You touched on “Remember Me Beautiful” earlier, a song that you wrote for the Morning Edition Song Project. I think the most striking thing about that one– outside of it being a wonderful song– is the video. That part of the project, people sharing their photos with you of people that they’ve lost– that kind of became a bit of a phenomenon. Tell me about that.
That idea came up after the song was recorded. I think it was my manager said we should have people submit pictures of people they’ve lost. It was very organic. People started tweeting pictures of people they had lost when they heard that song and then my manager said we should collect those pictures and do a video. That’s how it happened and I have to say, I did not realize how powerful that was going to be until I went in to shoot a video that hasn’t come out yet, but should be comin’ out here in the next couple of weeks. The guy who does my social media, Thomas Crabtree, had created this video. He shot the video that I’m in, and I’m gonna tell you right now, I couldn’t make it through one take without sobbing!
I only had one family member in that montage and it was towards the end, but it was so powerful when you see these faces and the lives that were lived and what they meant to people. Oh, it touched me! And then I played the Opry and they put that video wall behind me. It was on the televised portion of the Opry, and the response from that was tremendous! The messages I got from people whose loved ones were in that was just… It’s why we make music! Like, “Wow, my dad, his dream was to be on the opera stage. And he was tonight!”
Then people really started hittin’ me with pictures after the video was done! My hope and plan is when I get back out on the road to do a different montage every night because so many people have submitted pictures. I’d love for everybody to be represented. I think it’ll continue to grow. Every city, we’ll do a different montage. That’s if I can! I don’t know what’s gonna happen with COVID, but hopefully, I’ll be able to do some sort of a video wall at the places I’m playin’.
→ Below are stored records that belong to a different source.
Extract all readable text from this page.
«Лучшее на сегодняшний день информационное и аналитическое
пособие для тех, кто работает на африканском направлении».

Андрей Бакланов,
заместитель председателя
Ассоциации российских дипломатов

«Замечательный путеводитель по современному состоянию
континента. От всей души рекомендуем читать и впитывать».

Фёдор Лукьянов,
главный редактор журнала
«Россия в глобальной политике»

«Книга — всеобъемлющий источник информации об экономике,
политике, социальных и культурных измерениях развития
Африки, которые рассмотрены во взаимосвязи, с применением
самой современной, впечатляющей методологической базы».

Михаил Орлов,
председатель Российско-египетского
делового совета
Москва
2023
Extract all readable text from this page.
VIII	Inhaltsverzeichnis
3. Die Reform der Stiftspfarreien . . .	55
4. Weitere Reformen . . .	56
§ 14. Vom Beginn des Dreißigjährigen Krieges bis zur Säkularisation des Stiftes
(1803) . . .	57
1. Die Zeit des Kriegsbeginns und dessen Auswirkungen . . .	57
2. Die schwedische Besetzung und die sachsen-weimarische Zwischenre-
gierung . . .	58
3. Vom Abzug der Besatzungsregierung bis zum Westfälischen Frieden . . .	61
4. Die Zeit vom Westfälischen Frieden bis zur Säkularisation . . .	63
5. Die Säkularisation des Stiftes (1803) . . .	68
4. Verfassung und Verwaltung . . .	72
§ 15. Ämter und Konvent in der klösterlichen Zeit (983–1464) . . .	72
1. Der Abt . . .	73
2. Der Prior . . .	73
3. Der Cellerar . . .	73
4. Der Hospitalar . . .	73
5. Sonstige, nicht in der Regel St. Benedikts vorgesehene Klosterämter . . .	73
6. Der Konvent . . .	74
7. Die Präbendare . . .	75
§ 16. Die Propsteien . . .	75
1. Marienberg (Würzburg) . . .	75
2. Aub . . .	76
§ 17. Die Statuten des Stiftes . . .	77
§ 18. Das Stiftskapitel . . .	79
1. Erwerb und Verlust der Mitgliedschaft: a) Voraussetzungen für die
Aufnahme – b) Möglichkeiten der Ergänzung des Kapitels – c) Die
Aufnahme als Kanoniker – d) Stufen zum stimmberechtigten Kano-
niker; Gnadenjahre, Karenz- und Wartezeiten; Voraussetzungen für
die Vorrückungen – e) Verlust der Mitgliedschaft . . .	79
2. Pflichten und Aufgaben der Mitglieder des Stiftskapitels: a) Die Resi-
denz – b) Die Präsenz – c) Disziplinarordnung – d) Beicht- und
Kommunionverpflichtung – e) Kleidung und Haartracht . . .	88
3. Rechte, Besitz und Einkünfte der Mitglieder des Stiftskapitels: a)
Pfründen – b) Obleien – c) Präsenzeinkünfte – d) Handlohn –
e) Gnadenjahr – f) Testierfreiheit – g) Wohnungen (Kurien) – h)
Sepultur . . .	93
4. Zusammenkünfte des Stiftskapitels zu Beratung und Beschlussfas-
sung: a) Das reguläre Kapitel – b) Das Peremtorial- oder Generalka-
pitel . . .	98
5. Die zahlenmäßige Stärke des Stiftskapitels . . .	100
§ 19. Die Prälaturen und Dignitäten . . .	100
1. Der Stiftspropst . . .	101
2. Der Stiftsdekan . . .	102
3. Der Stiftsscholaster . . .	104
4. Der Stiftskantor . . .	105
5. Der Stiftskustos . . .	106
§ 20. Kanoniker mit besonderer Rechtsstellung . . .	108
With the original release of the album, you had mentioned that your producer, Jay Joyce, had said that Your Life Is A Record was a breakup record. And while you agreed with him, you also took it to a different level saying it was you breaking up with a particular idea of what country music radio is. You’ve had a whole year livin’ with this album, creating, doing different projects. The idea of being a country music artist– and I know you’re a fan of country music as well– versus being a country music radio artist. That divide, I often feel, gets wider and wider every year. What do you think?
I agree with you. In fact, I’ve never heard somebody put it as eloquently as you just did– being a country artist versus being a country radio artist. Yeah, I think those are two completely different worlds. I think being a country artist sometimes falls into what some people call Americana or roots. I don’t have anything against country radio artists. There are country radio artists I work with, there are country radio artists I’m a major fan of– but I don’t fit into what that is. I’m gonna keep makin’ music, and I want to always feel good about where I land. And I do feel good to land in country, Americana, roots.
What do you want to do next?
You know, I’m figuring it out right now! I’m really lucky to have a very supportive label. I’m signed to Warner LA, have been for the last two projects. They’re really encouraging me right now to explore some different things. I don’t ever want to make the same record twice– and that gets harder as you go along. I’m really proud of this last record, so I want to do something that I’m equally as proud of and for it to match where I’m at when I make it.